Piensa continuar sus estudios de derecho y no quiere arriesgarse a dejar a su madre en manos de
don Sebastián. Teodora, la hija de Gaspar Sierra, un humilde campesino que se había visto obligado a
dar hospedaje al coronel Bruno de Paredes, es pretendida por el lujurioso funcionario: de allí que la
muchacha tiene que huir refugiándose en casa de doña Petronila, provocando la ira del viejo coronel.
Mientras tanto, el ganado de Isidro Champí es embargado por Benites y su compinche Escobedo.

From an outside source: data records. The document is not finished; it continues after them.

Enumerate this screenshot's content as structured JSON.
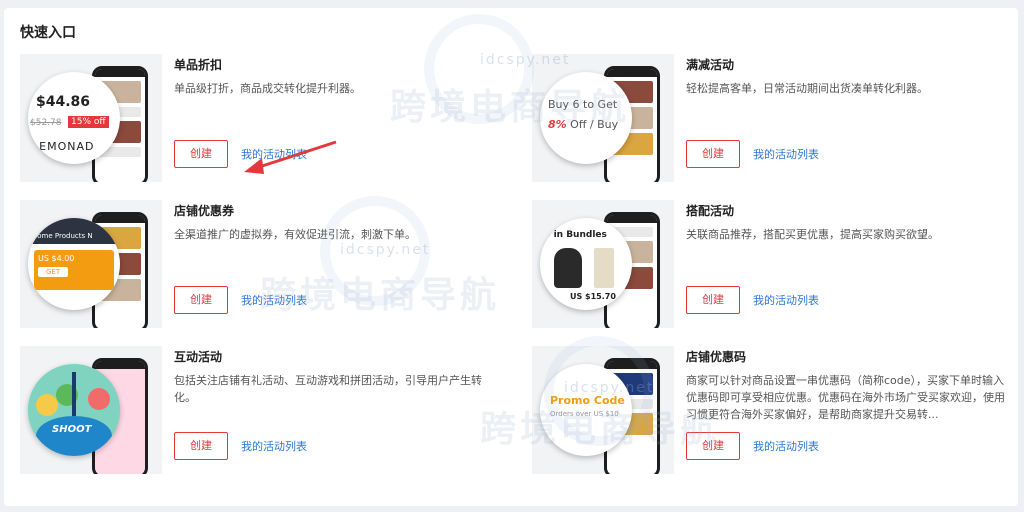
{
  "panel": {
    "title": "快速入口"
  },
  "cards": [
    {
      "title": "单品折扣",
      "desc": "单品级打折，商品成交转化提升利器。",
      "create": "创建",
      "list": "我的活动列表",
      "thumb": {
        "price": "$44.86",
        "old": "$52.78",
        "badge": "15% off",
        "brand": "LEMONAD"
      }
    },
    {
      "title": "满减活动",
      "desc": "轻松提高客单，日常活动期间出货凑单转化利器。",
      "create": "创建",
      "list": "我的活动列表",
      "thumb": {
        "line1": "Buy 6 to Get",
        "line2_em": "8%",
        "line2": " Off / Buy"
      }
    },
    {
      "title": "店铺优惠券",
      "desc": "全渠道推广的虚拟券，有效促进引流，刺激下单。",
      "create": "创建",
      "list": "我的活动列表",
      "thumb": {
        "nav": "Home  Products  N",
        "coupon": "US $4.00",
        "get": "GET"
      }
    },
    {
      "title": "搭配活动",
      "desc": "关联商品推荐，搭配买更优惠，提高买家购买欲望。",
      "create": "创建",
      "list": "我的活动列表",
      "thumb": {
        "heading": "p in Bundles",
        "price": "US $15.70"
      }
    },
    {
      "title": "互动活动",
      "desc": "包括关注店铺有礼活动、互动游戏和拼团活动，引导用户产生转化。",
      "create": "创建",
      "list": "我的活动列表",
      "thumb": {
        "label": "SHOOT"
      }
    },
    {
      "title": "店铺优惠码",
      "desc": "商家可以针对商品设置一串优惠码（简称code），买家下单时输入优惠码即可享受相应优惠。优惠码在海外市场广受买家欢迎，使用习惯更符合海外买家偏好，是帮助商家提升交易转...",
      "create": "创建",
      "list": "我的活动列表",
      "thumb": {
        "label": "Promo Code",
        "sub": "Orders over US $10"
      }
    }
  ],
  "watermark": {
    "text": "跨境电商导航",
    "domain": "idcspy.net"
  },
  "colors": {
    "accent": "#e4393c",
    "link": "#2c77d8"
  }
}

Ante tanto abuso, don Fernando y Manuel intervienen en favor del pobre recluso: antes de partir, los
Marín darán un banquete de despedida. "Creo que éstos le han encarcelado sólo para que aparezca
un culpable y sincerarse ellos. Una vez que nos vayamos desaparece todo motivo para continuar ese
juicio, y la libertad de Isidro será cosa resuelta", le dice don Fernando a Manuel quien se muestra de
acuerdo. Tal como Fernando Marín lo había planeado, los concurrentes, nobles del lugar casi todos,
aceptan de buena gana liberar al pobre indio. Cuando entre despedidas todos los presentes
abandonaban la casa, ésta fue rodeada rápidamente por una partida de hombres armados, al mando
de un teniente de caballería llamado José López quien ordenó el encarcelamiento de don Sebastián.

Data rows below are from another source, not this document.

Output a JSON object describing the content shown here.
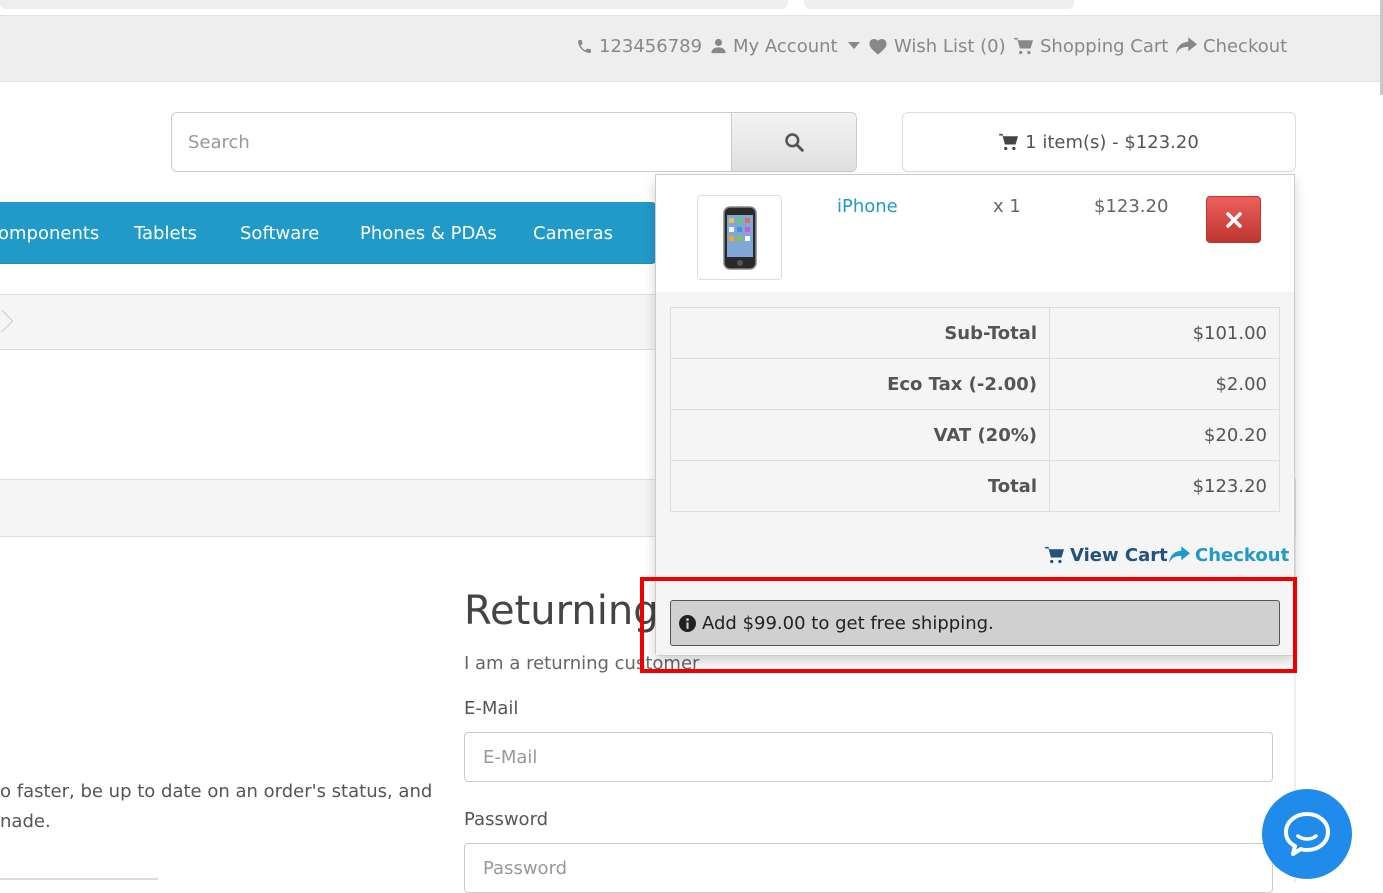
{
  "topbar": {
    "phone": "123456789",
    "my_account": "My Account",
    "wish_list": "Wish List (0)",
    "shopping_cart": "Shopping Cart",
    "checkout": "Checkout"
  },
  "search": {
    "placeholder": "Search"
  },
  "cart_button": {
    "label": "1 item(s) - $123.20"
  },
  "menu": {
    "items": [
      "omponents",
      "Tablets",
      "Software",
      "Phones & PDAs",
      "Cameras"
    ]
  },
  "cart_dropdown": {
    "product": {
      "name": "iPhone",
      "qty": "x 1",
      "price": "$123.20"
    },
    "totals": [
      {
        "label": "Sub-Total",
        "value": "$101.00"
      },
      {
        "label": "Eco Tax (-2.00)",
        "value": "$2.00"
      },
      {
        "label": "VAT (20%)",
        "value": "$20.20"
      },
      {
        "label": "Total",
        "value": "$123.20"
      }
    ],
    "view_cart": "View Cart",
    "checkout": "Checkout",
    "shipping_notice": "Add $99.00 to get free shipping."
  },
  "left_text": {
    "line1": "o faster, be up to date on an order's status, and",
    "line2": "nade."
  },
  "returning": {
    "title": "Returning",
    "subtitle": "I am a returning customer",
    "email_label": "E-Mail",
    "email_placeholder": "E-Mail",
    "password_label": "Password",
    "password_placeholder": "Password"
  },
  "colors": {
    "menu_bar": "#229ac8",
    "link": "#229ac8",
    "remove": "#da4f49",
    "highlight": "#ee0000",
    "chat": "#1f8ceb"
  }
}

Benites. Escobedo e Hilarión Verdejo. Los detenidos pensaron que aquella invitación era tan solo una
trampa para capturarlos a todos juntos. Don Fernando sabía para sí que aquello no era cierto y
mientras aquel grupo iba camino a la cárcel, él y los suyos lo hacían rumbo a Lima.

Ninguno de los que viajaban en el ferrocarril rumbo a la capital imaginó que a cuatro horas de camino,
un hato de vacas sería la causa de que la máquina se descarrilara y fuera a encallar en las arenas
húmedas de la ribera de un río: para dicha de todos no hubo víctimas y los escasos heridos fueron
trasladados con los otros al pueblo más cercano. Mientras tanto en Killac, Manuel había logrado que
don Sebastián saliera bajo fianza y que Isidro Champí recuperara su libertad. Como una de las
condiciones de la libertad del exgobernador era que no abandonara el pueblo, doña Petronila decidió
quedarse para acompañar al hombre que había sido su compañero desde hacia veinte años. Manuel
arregló todos sus asuntos pendientes y salió al encuentro de los Marín y de su amada.

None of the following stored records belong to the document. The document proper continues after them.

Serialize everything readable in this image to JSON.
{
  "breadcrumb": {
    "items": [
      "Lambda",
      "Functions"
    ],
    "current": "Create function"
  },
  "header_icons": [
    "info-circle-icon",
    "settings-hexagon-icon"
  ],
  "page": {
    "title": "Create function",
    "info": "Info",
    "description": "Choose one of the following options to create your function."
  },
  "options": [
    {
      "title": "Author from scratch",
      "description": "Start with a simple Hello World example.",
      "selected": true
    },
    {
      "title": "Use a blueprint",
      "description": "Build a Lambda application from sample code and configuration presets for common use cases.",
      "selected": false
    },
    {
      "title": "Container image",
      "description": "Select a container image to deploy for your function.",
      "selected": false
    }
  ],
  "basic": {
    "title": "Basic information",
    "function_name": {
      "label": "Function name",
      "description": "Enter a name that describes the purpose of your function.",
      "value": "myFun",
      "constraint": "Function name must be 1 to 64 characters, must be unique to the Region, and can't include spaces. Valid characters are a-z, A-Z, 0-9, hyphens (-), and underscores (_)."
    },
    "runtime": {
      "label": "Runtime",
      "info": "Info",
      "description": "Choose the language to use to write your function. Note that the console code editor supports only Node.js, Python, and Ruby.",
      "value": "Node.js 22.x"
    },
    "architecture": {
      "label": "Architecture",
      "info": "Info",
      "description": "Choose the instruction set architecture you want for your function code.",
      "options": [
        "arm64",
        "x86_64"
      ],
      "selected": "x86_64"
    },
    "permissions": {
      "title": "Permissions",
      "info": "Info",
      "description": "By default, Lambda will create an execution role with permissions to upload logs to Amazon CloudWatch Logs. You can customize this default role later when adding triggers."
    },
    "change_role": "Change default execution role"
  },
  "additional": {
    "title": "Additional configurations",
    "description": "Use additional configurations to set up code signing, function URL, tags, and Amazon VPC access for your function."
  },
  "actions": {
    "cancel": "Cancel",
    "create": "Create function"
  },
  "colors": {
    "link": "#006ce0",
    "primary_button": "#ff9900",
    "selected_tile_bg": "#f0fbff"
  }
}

Los encontró hospedados en el Hotel Imperial", donde después de informar a don Fernando lo
sucedido en Killac, el muchacho pidió la mano de la bella Margarita. Manuel le contó a don Fernando
que él no era hijo de don Sebastián uno de los causantes de la muerte de Juan Yupanqui, por lo cual
no había un impedimento moral que impidiera su noviazgo. La felicidad de aquella declaración se
desvaneció en un instante cuando Manuel dijo que su padre había sido el obispo don Pedro Miranda y
Claro, antiguo cura de Killac. Don Fernando, armándose de valor, hubo de confesar a ambos
muchachos, el secreto que Marcela al morir había dado a doña Lucía: Margarita no era hija de Juan
Yupanqui sino del obispo Miranda y Claro, por lo tanto los jóvenes enamorados resultaban siendo
hermanos. Así culmina la novela que Clorinda Matto dedicara a don Manuel Gonzales Prada y cuya
continuación pareciera existir en su última novela "La Herencia", novela cuya acciones protagonizada
por los principales personajes de ésta; pero realmente destinada a integrar el cuadro social del país,
en cuanto sugiere el contraste o la complementación entre las costumbres del campo y la ciudad,
entre las intrigas de la aldea andina y las ambiciones de la urbe costeña. "Aves sin nido" es una de las
novelas hispanoamericanas que alcanzó mayor difusión en el siglo XIX, tal como lo prueban dos
ediciones en 1889, traducida al inglés en 1904. y reeditada en 1908,1948, 1958 y 1968.